El Señor te dé la paz.
Los tiempos en que vivimos
son tiempos donde fácilmente nos acomodamos, llegando a cuestionarlo todo, sin
una pasión de entusiasmo por algo que haga vibrar nuestras entrañas. Y así,
adormecidos, vamos dejando pasar la vida sin tomarla en nuestras manos y
llenarla de plenitud y de sentido.
El marco del Adviento podría ser un momento decisivo para despertar, para caer en la cuenta de lo que realmente merece la pena y distinguir aquello por lo qué luchar con un espíritu acogedor y dócil a las inspiraciones del Espíritu Santo. Y es justamente ahora, cuando una de las grandes protagonistas de este tiempo de vela y esperanza, tiempo de allanar los caminos y de abrir las puertas al Salvador que se acerca: la bienaventurada Virgen María, virgen hecha Iglesia, nos alienta a vivir confiados y en espera activa, perseverante, aguardando al Señor que «viene a nuestro encuentro en cada persona y en cada acontecimiento» (Pref. Adv. III), para guiarnos por el sendero de la Vida y de la Salvación.

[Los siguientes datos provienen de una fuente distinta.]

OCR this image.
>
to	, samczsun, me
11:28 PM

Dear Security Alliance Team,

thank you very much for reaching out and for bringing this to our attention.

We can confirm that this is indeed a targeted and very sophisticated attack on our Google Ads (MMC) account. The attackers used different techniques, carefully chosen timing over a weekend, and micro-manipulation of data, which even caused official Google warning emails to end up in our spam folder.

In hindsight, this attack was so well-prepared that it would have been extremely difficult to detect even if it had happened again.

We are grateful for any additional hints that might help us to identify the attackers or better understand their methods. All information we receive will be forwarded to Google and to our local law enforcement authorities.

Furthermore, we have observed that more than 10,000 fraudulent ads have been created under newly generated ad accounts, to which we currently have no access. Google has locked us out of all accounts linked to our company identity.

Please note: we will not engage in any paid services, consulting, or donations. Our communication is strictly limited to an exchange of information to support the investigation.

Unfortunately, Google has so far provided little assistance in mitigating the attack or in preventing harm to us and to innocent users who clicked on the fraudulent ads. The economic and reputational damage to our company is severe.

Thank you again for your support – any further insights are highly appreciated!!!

¡Qué paradójico! Si volvemos la vista atrás, podríamos evocar el gran movimiento que se generó en España siglos antes de la declaración del dogma de la Inmaculada Concepción de María, cuando obispos, cabildos catedrales, órdenes religiosas, ayuntamientos, universidades y otras instituciones, así como las hermandades —que en algunos casos hacían votos de sangre en la defensa del privilegio mariano—, se volcaban para solicitar aquello que el pueblo sentía y por lo que vibraba: que María Santísima, la que acogió en su seno al Redentor del mundo, vivió la más perfecta redención al no probar la amargura del pecado, por el amor y la misericordia divina.
El plan de Dios de venir a redimirnos, preparó desde el principio a la «Virgen que nos diera al Cordero inocente que quita el pecado del mundo» (Prefacio de la festividad), y realizó la obra más plena. En Ella estuvo y está la plenitud de la gracia y todo bien, como decía San Francisco en el Saludo a la Bienaventurada Virgen María. De su seno nacería el Hijo de Dios, pero Ella, inundada del Espíritu, supo mostrarse en todo momento dócil al designio divino; generosa en su disponibilidad, servicial en su entrega y confiada totalmente en el Dios a quien «espero con inefable amor de madre» (Pref. Adv. II), ofreciéndole, en su pobreza y humildad, la más grande de las acogidas.
Agradece todo lo que se te da en este misterio; pero aprende también y déjate tocar por la que es Hija del Padre, Madre del Hijo y Esposa del Espíritu. También tú, desde tu bautismo, has sido redimido de lo que Ella fue preservada, para que recuperes tu condición filial y fraterna, y así puedas cada día —dejándote guiar por el mismo Espíritu que hizo carne el Verbo de Dios en María—, buscar el querer de Dios y, a través de tus buenas obras, manifestar a Aquel en quien has creído, a quien sigues, a quien amas.
Déjate, pues, habitar por quien llena de alegría y de esperanza tu vida, y no te desanimes en el momento de la prueba. Sé como Ella —a veces sin entender el porqué, pero siempre fiel y siempre obediente—, la última y, a la vez, la primera para acoger, para escuchar, para acompañar, para sostener, para alentar, para servir. Déjate, por tanto, enardecer por su ejemplo, y despierta en ti todos esos dones con los que el Señor te ha bendecido; cuida la pureza de tu cuerpo y de tu corazón para responder con generosidad al Dios del amor y de la gratuidad.
Ella, Pura y Limpia, es ese espejo en el que encontrar la vía que nos lleva a la ciudad de Dios. Nada para sí, todo para el Eterno. Alimenta el don de la fe recibida y testimonia a Aquel de quien te has fiado, de modo que aquellos que se acerquen a ti encuentren, por tu ejemplo (y en caso necesario, por tus palabras), al que es Camino, Vida y Verdad. Agradece, acoge y multiplica lo que se te ha confiado. Ponte aprisa en camino como María de Nazaret a fin de que, a través de ti, llegue a todos el Amor que vino de lo alto.
Feliz fiesta de la Inmaculada Concepción.